To be able to adequately talk about preventing war, the group assessed conditions that lead to war. Very broadly speaking, the factors can be grouped into the military industrial complex, resources, psychological factors, social, cultural and religious values and historical precedents. After having identified conditions that lead to war, participants discussed conditions that prevent war, that have worked in the past or that might work in the future. The session was framed in the overall context of emphasizing ‘positive peace’. The identified factors fit into very broad categories of personal, societal, education, media, institutions, political and economic. The overall categories and factors are not mutually exclusive, as with in the conditions that create war, we are facing a complex system of interrelated dynamic factors. Interestingly both assessments – conditions that cause war and conditions that prevent war – were done in identical, equally long brain-storming sessions. Yet the assessment of “war conditions” provided only 83 factors compared to 160 identified “war prevention conditions”. Why? We know more about preventing war than waging war. As historian Kent Shifferd reminds us, war is a social phenomenon with understood causes and conditions that can be changed. There are institutions and techniques of dealing with conflict in a nonviolent, constructive manner. Most of what came up was not a re-invention of the wheel. It is clear that war is obsolete and that there are ways to end it – and today we can even talk about this without being ridiculed. It is quite simple: Peace makes more sense.

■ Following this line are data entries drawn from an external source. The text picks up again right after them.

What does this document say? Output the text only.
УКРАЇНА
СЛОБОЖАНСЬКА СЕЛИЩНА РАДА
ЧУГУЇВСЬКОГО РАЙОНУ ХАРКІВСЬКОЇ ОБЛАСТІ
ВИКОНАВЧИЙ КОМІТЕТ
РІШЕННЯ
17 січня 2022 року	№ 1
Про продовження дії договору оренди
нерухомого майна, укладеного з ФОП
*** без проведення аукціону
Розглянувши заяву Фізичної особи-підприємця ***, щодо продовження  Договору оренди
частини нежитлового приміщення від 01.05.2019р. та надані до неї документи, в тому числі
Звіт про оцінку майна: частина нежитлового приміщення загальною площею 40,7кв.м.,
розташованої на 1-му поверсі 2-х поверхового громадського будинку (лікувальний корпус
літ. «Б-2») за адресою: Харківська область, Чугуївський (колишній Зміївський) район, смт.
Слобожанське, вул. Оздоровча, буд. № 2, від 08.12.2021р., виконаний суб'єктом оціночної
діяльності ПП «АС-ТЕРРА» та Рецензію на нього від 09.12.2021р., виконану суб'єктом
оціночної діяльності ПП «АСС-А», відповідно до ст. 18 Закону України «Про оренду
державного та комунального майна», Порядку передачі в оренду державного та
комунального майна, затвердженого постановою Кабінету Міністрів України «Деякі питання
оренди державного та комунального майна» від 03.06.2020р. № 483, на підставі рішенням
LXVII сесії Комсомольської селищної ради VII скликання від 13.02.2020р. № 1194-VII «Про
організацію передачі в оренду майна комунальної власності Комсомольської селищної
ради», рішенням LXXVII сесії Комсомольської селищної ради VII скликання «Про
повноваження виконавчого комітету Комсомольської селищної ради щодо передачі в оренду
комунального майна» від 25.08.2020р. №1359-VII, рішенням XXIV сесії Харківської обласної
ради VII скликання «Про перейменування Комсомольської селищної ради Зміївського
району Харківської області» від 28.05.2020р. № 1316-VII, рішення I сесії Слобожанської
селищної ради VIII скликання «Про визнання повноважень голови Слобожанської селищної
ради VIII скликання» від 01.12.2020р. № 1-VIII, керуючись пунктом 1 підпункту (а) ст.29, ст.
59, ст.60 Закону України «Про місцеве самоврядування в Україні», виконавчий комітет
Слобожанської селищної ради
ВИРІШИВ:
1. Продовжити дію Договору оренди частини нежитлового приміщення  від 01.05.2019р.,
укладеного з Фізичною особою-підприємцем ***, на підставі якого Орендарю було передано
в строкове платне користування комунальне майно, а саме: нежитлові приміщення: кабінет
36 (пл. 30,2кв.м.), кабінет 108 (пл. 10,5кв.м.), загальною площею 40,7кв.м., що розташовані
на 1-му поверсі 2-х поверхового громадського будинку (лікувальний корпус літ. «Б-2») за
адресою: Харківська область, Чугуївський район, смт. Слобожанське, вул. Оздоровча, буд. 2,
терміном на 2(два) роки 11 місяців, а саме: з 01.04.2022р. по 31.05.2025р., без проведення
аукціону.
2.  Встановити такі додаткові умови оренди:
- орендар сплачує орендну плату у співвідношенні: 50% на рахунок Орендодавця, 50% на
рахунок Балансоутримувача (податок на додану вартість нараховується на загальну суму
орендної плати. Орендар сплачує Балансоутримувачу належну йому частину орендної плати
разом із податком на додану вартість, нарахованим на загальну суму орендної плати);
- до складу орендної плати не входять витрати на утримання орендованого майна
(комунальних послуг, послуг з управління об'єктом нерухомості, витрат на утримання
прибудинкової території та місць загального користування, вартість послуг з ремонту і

Birol Yesilada and Harry Anastasiou, experts on the European Union, provided a brief but insightful overview how the European Union came into existence. This discussion was particularly relevant, considering that the several European nations were fighting each other in two World Wars. The realization of the historical preconditions and the identification of the factors that lead to World War II helped create a common vision and system of governance and shared sovereignty of the nations. It is unthinkable in contemporary Europe that the nations would go to war against each other.
Multi-track-diplomacy was applied again to brainstorm ideas for preventing war. A total of 232 factors for war prevention were identified within the 9 tracks (and the new track “arts”). As a final step of the gathering, participants added their names to ideas where they committed to start an initial assessment. For several ideas, it was determined that the student population at PSU and UO can be directed by professors and other participants with expertise to get them engaged in different projects described here. The potential for funding was identified as well. Finally the group identified areas where the different present organizations (e.g. Beyond War, Jubitz Family Foundation, Rotary, Wholistic Peace Institute, PSU, UO, Fields of Peace) could collaborate. All participants expressed their desire to continue this process, aiming for a further gathering between 6 and 12 months.
The Parkdale Peace Gathering was a first step into semi-blurred territory of an important vision – ending war. It is exactly what peace scholar and practitioner John Paul Lederach suggests in his ‘moral imagination. There are four joint capacities that help to transcend violence: (1) the imagination of people in a web of relationships including their enemies; (2) maintaining paradoxical curiosity without dualistic polarity; (3) the belief in and the pursuit of creative actions; and (4) the risk of stepping into the unknown landscape beyond violence.